Metro Diaries - Unloving you



 




Dear Diary,



It’s been exactly 3 years today he left me. Or should I say love left us? What have I not tried in these 3 years to forget him and yet those 12 months spent with him stand out as strong as ever. There are a lot of things I want to tell him, but won't. Not because he won't listen, but because it does not make sense talking to someone who does not even care!

******
To Someone-who-does-not-care,

Our Love Story - Short & Simple  
(Though I doubt if there was "love" in this story at all!!)

You walk into a beautiful garden full of lovely flowers, each one more gorgeous than the other emanating sweet fragrance. You walk to the nearest plant which is house to a beautiful yellow dahlia. Bright ,colourful, it seemed to dance as it swayed with the wind. You bring your nose closer to inhale its lovely smell, feeling its soft petals delicately with your fingertips....outlining the stem, when all of a sudden you grab it tightly and pluck it from the plant. The flower shed a quiet tear in pain for having to part with its house but the joy of coming with you was much more higher than that. Before it could feel your love for it, enjoy the passion and be joyous you sighted a more beautiful flower a bit ahead. Forgetting about this flower you jumped towards that one, trampling over this on all your excitement. If asked for a reason you just smile and say " Beauty is to be admired, this world is full of beautiful things how can I not admire each one of them!"

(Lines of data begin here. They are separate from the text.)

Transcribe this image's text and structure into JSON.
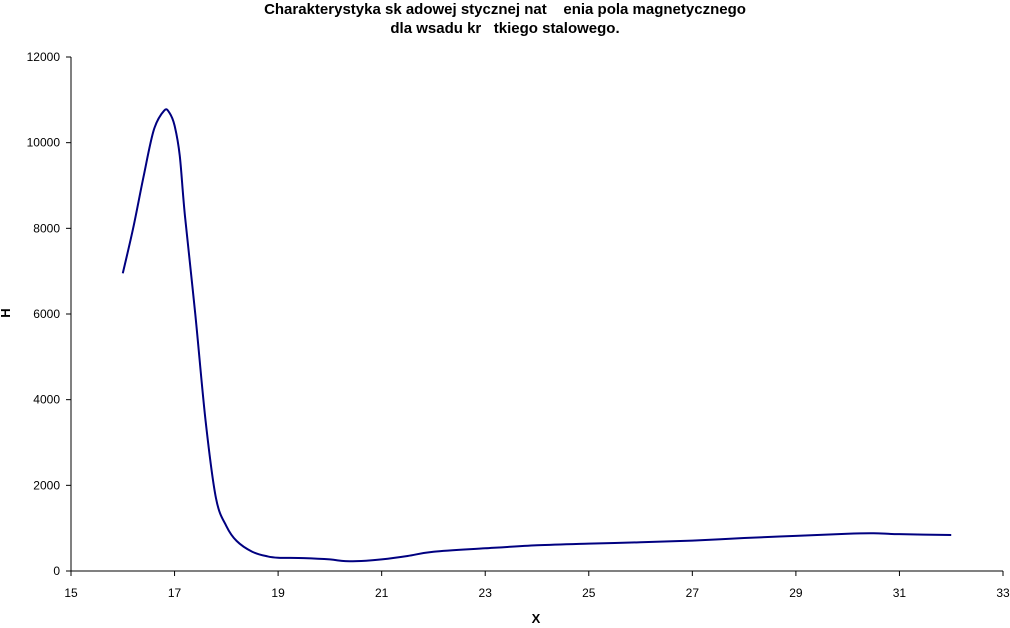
{
  "chart_data": {
    "type": "line",
    "title_line1": "Charakterystyka sk adowej stycznej nat    enia pola magnetycznego",
    "title_line2": "dla wsadu kr   tkiego stalowego.",
    "xlabel": "X",
    "ylabel": "H",
    "xlim": [
      15,
      33
    ],
    "ylim": [
      0,
      12000
    ],
    "xticks": [
      15,
      17,
      19,
      21,
      23,
      25,
      27,
      29,
      31,
      33
    ],
    "yticks": [
      0,
      2000,
      4000,
      6000,
      8000,
      10000,
      12000
    ],
    "grid": false,
    "line_color": "#000080",
    "series": [
      {
        "x": [
          16.0,
          16.2,
          16.4,
          16.6,
          16.8,
          16.9,
          17.0,
          17.1,
          17.2,
          17.4,
          17.6,
          17.8,
          18.0,
          18.2,
          18.5,
          18.8,
          19.0,
          19.5,
          20.0,
          20.3,
          20.7,
          21.0,
          21.5,
          22.0,
          23.0,
          24.0,
          25.0,
          26.0,
          27.0,
          28.0,
          29.0,
          30.0,
          30.5,
          31.0,
          32.0
        ],
        "y": [
          6950,
          8000,
          9200,
          10300,
          10750,
          10700,
          10400,
          9700,
          8300,
          6000,
          3500,
          1700,
          1050,
          700,
          450,
          340,
          310,
          300,
          270,
          230,
          240,
          270,
          350,
          450,
          530,
          600,
          640,
          670,
          710,
          770,
          820,
          870,
          880,
          860,
          840
        ]
      }
    ]
  }
}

This is exactly how YOU made me feel. It seems as if you had written our love story with a pencil on my heart. Though you have erased it long back and went away the marks still remain etched on my heart.

Source: Google Images
Perched on the shoulders of your imagination I have seen every nook and corner of your city. Even today as I close my eyes I can still smell the flowers of the annual nature exhibition held in your town every winter. I can sense the breeze ruffling my hair while we go on a drive on your bike, though we have never been on one. I try to imagine you straightening my tangled hair softly as you try to steal a peck.  My heart tugs each time I listen to 'our' song reminding of the love you spoke about but was never there. In moments of weakness I can also feel your breath next to mine intoxicating me in every way just the way you had described in your lovely words. That smile of mine which you loved the most still adorns my face every day.And yes!! My eyes still sparkle like the way they used to, though I sometimes catch a tinge of sadness in them.

I chide myself for all those thoughts but however much I push them down the abyss they come back bringing along pain and hurt. My mind is filled with thousands of questions I want to ask you alongwith tear filled eyes, but my heart is still filled with love. A love that simply refuses to go sitting as strongly as ever. Every time I log into my facebook account and see 'that' familiar name it still evokes a response - Is it love or is it hate? How do I define it? I just know my palms go cold and my heart does a somersault as every incident of the past starts unfolding before my eyes like a movie. I cannot see you falling in and out of love so frequently while here I am still trying to unlove you.

Hence today I break the only promise I gave you ever- - - - - -  Of being there for you! Yes I loved you but today I love myself more than that for which I need to draw curtains on this play of hearts. I wish though how you taught me to love you, you could also teach me to unlove you!